Research applications include:

• Analysis of ATPAF2 expression in different cancer types: IHC applications using ATPAF2 antibodies have been validated in human stomach cancer tissue , suggesting utility in oncology research.

• Investigation of mitochondrial bioenergetics in cancer: Changes in ATPAF2 expression or localization may correlate with alterations in energy metabolism characteristic of cancer cells.

• Development of ATP-dependent targeting strategies: Recent research has demonstrated the potential to exploit elevated extracellular ATP in the tumor microenvironment for targeted therapeutic approaches . ATPAF2 antibodies could help elucidate the relationship between ATP synthase assembly and extracellular ATP levels.

• Study of mitochondrial dynamics in cancer progression: ATPAF2 antibodies can be used to monitor changes in mitochondrial function during cancer development and metastasis.

What novel approaches utilize ATP-dependent antibody targeting systems?
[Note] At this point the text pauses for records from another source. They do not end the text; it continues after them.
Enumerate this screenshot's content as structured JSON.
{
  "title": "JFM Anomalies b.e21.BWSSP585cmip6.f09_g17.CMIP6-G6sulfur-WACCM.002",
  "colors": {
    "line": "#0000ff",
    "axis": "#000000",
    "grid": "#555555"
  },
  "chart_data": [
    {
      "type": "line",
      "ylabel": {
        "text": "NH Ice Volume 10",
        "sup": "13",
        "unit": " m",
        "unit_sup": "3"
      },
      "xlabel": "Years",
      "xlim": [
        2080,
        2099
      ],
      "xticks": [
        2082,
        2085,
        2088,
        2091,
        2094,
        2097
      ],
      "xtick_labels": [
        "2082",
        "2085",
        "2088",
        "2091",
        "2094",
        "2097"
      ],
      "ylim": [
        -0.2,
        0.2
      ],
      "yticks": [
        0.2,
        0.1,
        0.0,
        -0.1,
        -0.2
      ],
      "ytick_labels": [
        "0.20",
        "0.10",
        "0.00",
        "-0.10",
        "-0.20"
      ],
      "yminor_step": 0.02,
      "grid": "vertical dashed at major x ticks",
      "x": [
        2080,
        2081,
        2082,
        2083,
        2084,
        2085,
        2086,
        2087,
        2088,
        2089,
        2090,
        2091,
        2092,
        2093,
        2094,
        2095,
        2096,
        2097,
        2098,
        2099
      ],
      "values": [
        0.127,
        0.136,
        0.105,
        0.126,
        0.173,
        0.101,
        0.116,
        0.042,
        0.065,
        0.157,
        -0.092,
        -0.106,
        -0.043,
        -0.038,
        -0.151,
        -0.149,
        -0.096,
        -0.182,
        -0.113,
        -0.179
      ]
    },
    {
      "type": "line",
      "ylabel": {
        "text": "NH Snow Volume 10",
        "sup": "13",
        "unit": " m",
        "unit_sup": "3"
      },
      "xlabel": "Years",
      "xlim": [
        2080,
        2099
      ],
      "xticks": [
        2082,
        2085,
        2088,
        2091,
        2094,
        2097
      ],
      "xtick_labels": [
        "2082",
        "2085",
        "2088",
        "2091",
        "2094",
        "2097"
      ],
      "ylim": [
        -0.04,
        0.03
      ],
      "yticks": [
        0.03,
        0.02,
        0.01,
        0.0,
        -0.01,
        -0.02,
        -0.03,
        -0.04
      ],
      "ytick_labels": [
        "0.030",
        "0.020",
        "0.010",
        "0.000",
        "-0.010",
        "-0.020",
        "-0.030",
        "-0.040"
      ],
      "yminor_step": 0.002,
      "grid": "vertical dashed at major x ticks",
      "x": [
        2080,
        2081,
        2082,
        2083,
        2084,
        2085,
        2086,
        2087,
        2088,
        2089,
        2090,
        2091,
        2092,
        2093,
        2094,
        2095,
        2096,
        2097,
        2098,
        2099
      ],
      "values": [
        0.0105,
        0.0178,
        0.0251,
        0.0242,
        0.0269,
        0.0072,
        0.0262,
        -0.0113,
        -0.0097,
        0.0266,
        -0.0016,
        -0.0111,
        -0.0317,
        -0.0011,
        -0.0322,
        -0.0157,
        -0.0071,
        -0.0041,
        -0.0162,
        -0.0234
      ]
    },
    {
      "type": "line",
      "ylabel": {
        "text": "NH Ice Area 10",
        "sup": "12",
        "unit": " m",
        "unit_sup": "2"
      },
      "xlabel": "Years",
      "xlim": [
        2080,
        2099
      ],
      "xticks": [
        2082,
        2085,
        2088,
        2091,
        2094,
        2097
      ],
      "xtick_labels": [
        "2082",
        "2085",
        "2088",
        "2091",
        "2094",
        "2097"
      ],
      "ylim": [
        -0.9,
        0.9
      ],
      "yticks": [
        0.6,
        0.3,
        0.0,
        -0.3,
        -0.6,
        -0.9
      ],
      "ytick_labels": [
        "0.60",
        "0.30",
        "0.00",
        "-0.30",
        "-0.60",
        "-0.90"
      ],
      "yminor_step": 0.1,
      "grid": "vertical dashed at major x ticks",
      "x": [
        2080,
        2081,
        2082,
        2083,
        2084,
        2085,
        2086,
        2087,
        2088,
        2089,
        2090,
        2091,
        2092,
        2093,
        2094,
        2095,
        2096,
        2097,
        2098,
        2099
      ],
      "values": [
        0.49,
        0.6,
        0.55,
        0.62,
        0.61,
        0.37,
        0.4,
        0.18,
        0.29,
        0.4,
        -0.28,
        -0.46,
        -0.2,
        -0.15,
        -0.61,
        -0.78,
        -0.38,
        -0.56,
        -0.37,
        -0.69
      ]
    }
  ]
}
Recent advances in antibody engineering have demonstrated methods to exploit elevated extracellular ATP concentrations for targeted binding. Using phage display technology, researchers have developed antibodies that bind to antigens only in the presence of ATP . Crystallography analysis reveals that ATP can bind between the antibody-antigen interface, serving as a molecular switch for antigen binding.

This innovative approach shows particular promise for tumor-targeted therapies, as the tumor microenvironment typically contains elevated extracellular ATP levels compared to normal tissues. In a transgenic mouse model, ATP-switch antibodies demonstrated preferential binding to antigens in tumors with minimal binding in normal tissues and plasma, resulting in inhibited tumor growth .

While not directly related to ATPAF2 antibodies, these findings suggest potential applications for developing ATP-dependent ATPAF2 targeting strategies that could enhance specificity for pathological tissues with dysregulated ATP metabolism.

How should researchers address common challenges in ATPAF2 antibody applications?

When working with ATPAF2 antibodies, researchers may encounter several technical challenges. Here are methodological approaches to address common issues:

• Non-specific binding in Western blots:

  • Increase blocking time or concentration

  • Optimize antibody dilution within recommended ranges (1:500-1:3000)

  • Include additional washing steps

  • Consider using different blocking agents (BSA vs. milk)

• Weak or absent signal in IHC:

  • Verify antigen retrieval method (recommended: TE buffer pH 9.0 or citrate buffer pH 6.0)

  • Optimize antibody concentration within recommended range (1:50-1:500)

  • Extend primary antibody incubation time

  • Consider signal amplification systems

• Background issues in immunofluorescence:

  • Increase washing duration or frequency

  • Use appropriate blocking sera matching secondary antibody host

  • Include additional blocking steps for endogenous peroxidase or biotin

  • Titrate primary and secondary antibody concentrations

For all applications, it is recommended that the antibody be titrated in each testing system to obtain optimal results, as sensitivity may be sample-dependent .

What are the optimal storage conditions for maintaining ATPAF2 antibody activity?

To maintain optimal activity of ATPAF2 antibodies, proper storage conditions are essential. Based on manufacturer recommendations:

• Store antibodies at -20°C for long-term storage .

• Antibodies are typically stable for one year after shipment when stored properly .

• For antibodies in liquid form with glycerol, aliquoting is unnecessary for -20°C storage .

• Some preparations may contain 0.1% BSA and/or 0.02% sodium azide as preservatives .

Working aliquots can be maintained at 4°C for short periods (1-2 weeks), but should be returned to -20°C for long-term storage to prevent activity loss. Repeated freeze-thaw cycles should be avoided as they can lead to decreased antibody performance through denaturation and aggregation.